One feature of political parties that have enjoyed power in a democracy and then been voted out, especially when the defeat has been resounding, is that those who are committed to returning to power under democratic means have not only re-examined their ideology and the policies that flow from this but, perhaps even more important, is the discipline that leading party members are obliged to accept as the price for returning to credibility with the voters. The Labour Party under Tony Blair, the Democrats under Bill Clinton and especially Barack Obama are perhaps the most obvious examples of this – party ideology was (often in a series of bloody confrontations in political terms) forcibly readjusted to the new reality brought about by electoral victory by opponents and leading member required to keep on-message in supporting those changes. This is not perfect since the process colludes with the political environment stimulated by modern media that regards all forms of discussion or debate as evidence of disunity or the result of a ‘gaffe.’ Important debates are, therefore, stifled or held in secret without much public participation.

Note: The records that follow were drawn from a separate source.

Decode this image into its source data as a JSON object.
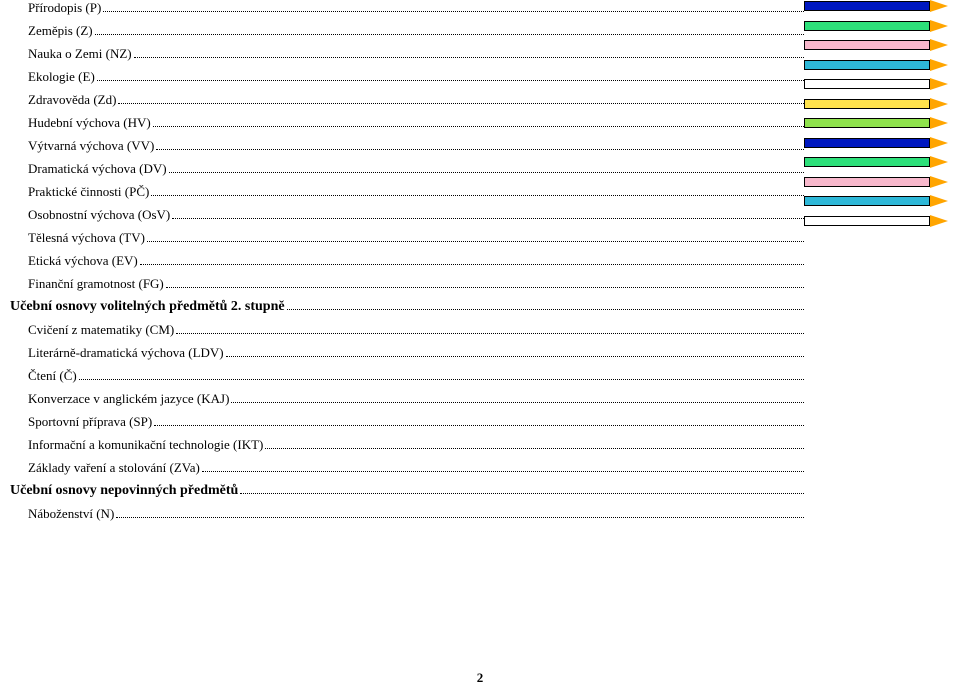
{
  "toc": [
    {
      "type": "item",
      "label": "Přírodopis (P)"
    },
    {
      "type": "item",
      "label": "Zeměpis (Z)"
    },
    {
      "type": "item",
      "label": "Nauka o Zemi (NZ)"
    },
    {
      "type": "item",
      "label": "Ekologie (E)"
    },
    {
      "type": "item",
      "label": "Zdravověda (Zd)"
    },
    {
      "type": "item",
      "label": "Hudební výchova (HV)"
    },
    {
      "type": "item",
      "label": "Výtvarná výchova (VV)"
    },
    {
      "type": "item",
      "label": "Dramatická výchova (DV)"
    },
    {
      "type": "item",
      "label": "Praktické činnosti (PČ)"
    },
    {
      "type": "item",
      "label": "Osobnostní výchova (OsV)"
    },
    {
      "type": "item",
      "label": "Tělesná výchova (TV)"
    },
    {
      "type": "item",
      "label": "Etická výchova (EV)"
    },
    {
      "type": "item",
      "label": "Finanční gramotnost (FG)"
    },
    {
      "type": "heading",
      "label": "Učební osnovy volitelných předmětů 2. stupně"
    },
    {
      "type": "item",
      "label": "Cvičení z matematiky (CM)"
    },
    {
      "type": "item",
      "label": "Literárně-dramatická výchova (LDV)"
    },
    {
      "type": "item",
      "label": "Čtení (Č)"
    },
    {
      "type": "item",
      "label": "Konverzace v anglickém jazyce (KAJ)"
    },
    {
      "type": "item",
      "label": "Sportovní příprava (SP)"
    },
    {
      "type": "item",
      "label": "Informační a komunikační technologie (IKT)"
    },
    {
      "type": "item",
      "label": "Základy vaření a stolování (ZVa)"
    },
    {
      "type": "heading",
      "label": "Učební osnovy nepovinných předmětů"
    },
    {
      "type": "item",
      "label": "Náboženství (N)"
    }
  ],
  "pencils": [
    {
      "body": "#0018c0",
      "tip": "#ffa500"
    },
    {
      "body": "#2de07a",
      "tip": "#ffa500"
    },
    {
      "body": "#f8b8cc",
      "tip": "#ffa500"
    },
    {
      "body": "#2eb8d8",
      "tip": "#ffa500"
    },
    {
      "body": "#ffffff",
      "tip": "#ffa500"
    },
    {
      "body": "#ffe34d",
      "tip": "#ffa500"
    },
    {
      "body": "#8fe24d",
      "tip": "#ffa500"
    },
    {
      "body": "#0018c0",
      "tip": "#ffa500"
    },
    {
      "body": "#2de07a",
      "tip": "#ffa500"
    },
    {
      "body": "#f8b8cc",
      "tip": "#ffa500"
    },
    {
      "body": "#2eb8d8",
      "tip": "#ffa500"
    },
    {
      "body": "#ffffff",
      "tip": "#ffa500"
    }
  ],
  "page_number": "2"
}
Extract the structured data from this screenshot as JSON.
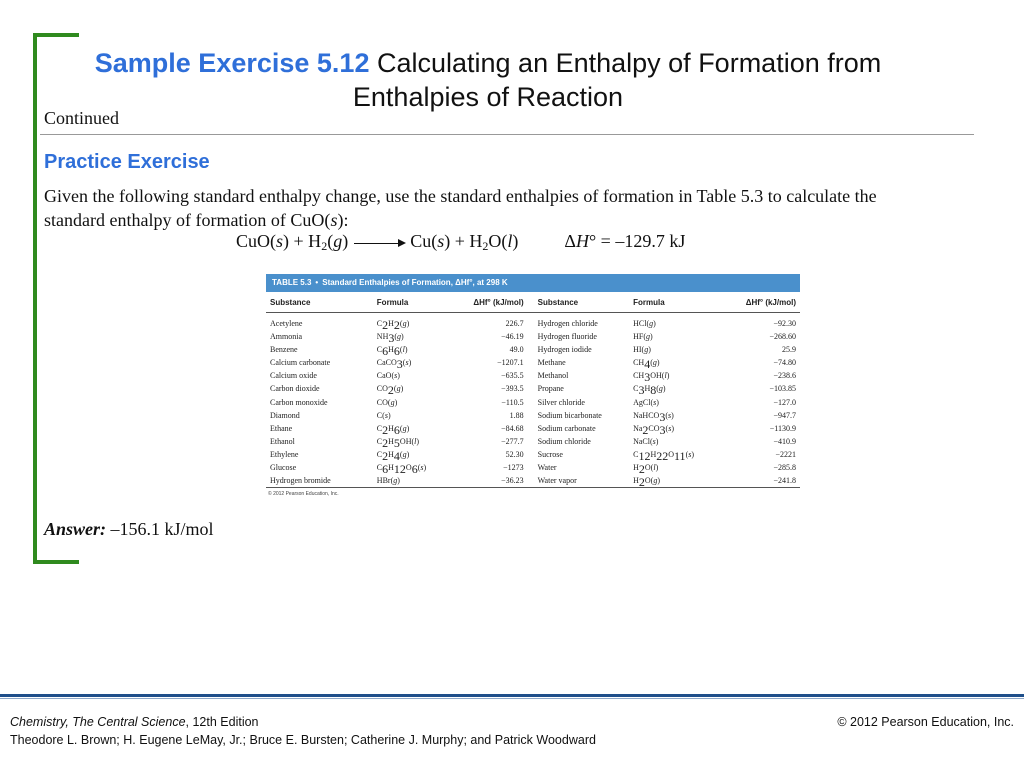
{
  "title": {
    "prefix": "Sample Exercise 5.12",
    "text": "Calculating an Enthalpy of Formation from Enthalpies of Reaction"
  },
  "continued": "Continued",
  "practice_heading": "Practice Exercise",
  "paragraph": {
    "before": "Given the following standard enthalpy change, use the standard enthalpies of formation in Table 5.3 to calculate the standard enthalpy of formation of CuO(",
    "state": "s",
    "after": "):"
  },
  "equation": {
    "reactants": "CuO(s) + H2(g)",
    "products": "Cu(s) + H2O(l)",
    "dh_value": "= –129.7 kJ"
  },
  "table": {
    "caption": "TABLE 5.3",
    "caption_title": "Standard Enthalpies of Formation, ΔHf°, at 298 K",
    "headers": [
      "Substance",
      "Formula",
      "ΔHf° (kJ/mol)",
      "Substance",
      "Formula",
      "ΔHf° (kJ/mol)"
    ],
    "rows": [
      [
        "Acetylene",
        "C2H2(g)",
        "226.7",
        "Hydrogen chloride",
        "HCl(g)",
        "−92.30"
      ],
      [
        "Ammonia",
        "NH3(g)",
        "−46.19",
        "Hydrogen fluoride",
        "HF(g)",
        "−268.60"
      ],
      [
        "Benzene",
        "C6H6(l)",
        "49.0",
        "Hydrogen iodide",
        "HI(g)",
        "25.9"
      ],
      [
        "Calcium carbonate",
        "CaCO3(s)",
        "−1207.1",
        "Methane",
        "CH4(g)",
        "−74.80"
      ],
      [
        "Calcium oxide",
        "CaO(s)",
        "−635.5",
        "Methanol",
        "CH3OH(l)",
        "−238.6"
      ],
      [
        "Carbon dioxide",
        "CO2(g)",
        "−393.5",
        "Propane",
        "C3H8(g)",
        "−103.85"
      ],
      [
        "Carbon monoxide",
        "CO(g)",
        "−110.5",
        "Silver chloride",
        "AgCl(s)",
        "−127.0"
      ],
      [
        "Diamond",
        "C(s)",
        "1.88",
        "Sodium bicarbonate",
        "NaHCO3(s)",
        "−947.7"
      ],
      [
        "Ethane",
        "C2H6(g)",
        "−84.68",
        "Sodium carbonate",
        "Na2CO3(s)",
        "−1130.9"
      ],
      [
        "Ethanol",
        "C2H5OH(l)",
        "−277.7",
        "Sodium chloride",
        "NaCl(s)",
        "−410.9"
      ],
      [
        "Ethylene",
        "C2H4(g)",
        "52.30",
        "Sucrose",
        "C12H22O11(s)",
        "−2221"
      ],
      [
        "Glucose",
        "C6H12O6(s)",
        "−1273",
        "Water",
        "H2O(l)",
        "−285.8"
      ],
      [
        "Hydrogen bromide",
        "HBr(g)",
        "−36.23",
        "Water vapor",
        "H2O(g)",
        "−241.8"
      ]
    ],
    "copyright": "© 2012 Pearson Education, Inc."
  },
  "answer": {
    "label": "Answer:",
    "value": "–156.1 kJ/mol"
  },
  "footer": {
    "book": "Chemistry, The Central Science",
    "edition": ", 12th Edition",
    "authors": "Theodore L. Brown; H. Eugene LeMay, Jr.; Bruce E. Bursten; Catherine J. Murphy; and Patrick Woodward",
    "copyright": "© 2012 Pearson Education, Inc."
  },
  "colors": {
    "accent_blue": "#2f6fd9",
    "bracket_green": "#2f8a1e",
    "table_header_blue": "#4a90cc",
    "footer_rule": "#1f4f8a"
  }
}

To what extent has Thailand’s Democrat Party followed this process? Well, there has certainly been little public debate of ideology or policies. In opposition, the Democrats consistently opposed every policy of the democratically-elected government, frequently in ad hominem terms. Now placed in power as a result of a series of deeply undemocratic activities, the Democrats have appropriated many of the same policies, albeit occasionally under different names. It would be reasonable to say that the Democrats have changed their ideology as a result of a shift in public opinion except that there is no coherent ideology and government spokespeople continue to talk in terms of being ‘virtuous’ and ‘technically-competent’ people – it is managerialism with the Thai characteristics of patriarchy and deference to the ruling classes.
Distinct from what they do, can anyone honestly say what, apart from office, the Democrats stand intellectually?
As for discipline, well, the Cabinet is already a shambles. The latest idiocy is a series of outright, inflammatory lies from Deputy Prime Minister Suthep Thaugsuban. One Cabinet Minister has already been forced out after a corruption scandal and several more are likely to follow – and this with all the ‘institutional benefits’ that the government supports. Are these people really serious politicians? Or are they just exercising their birthright of power?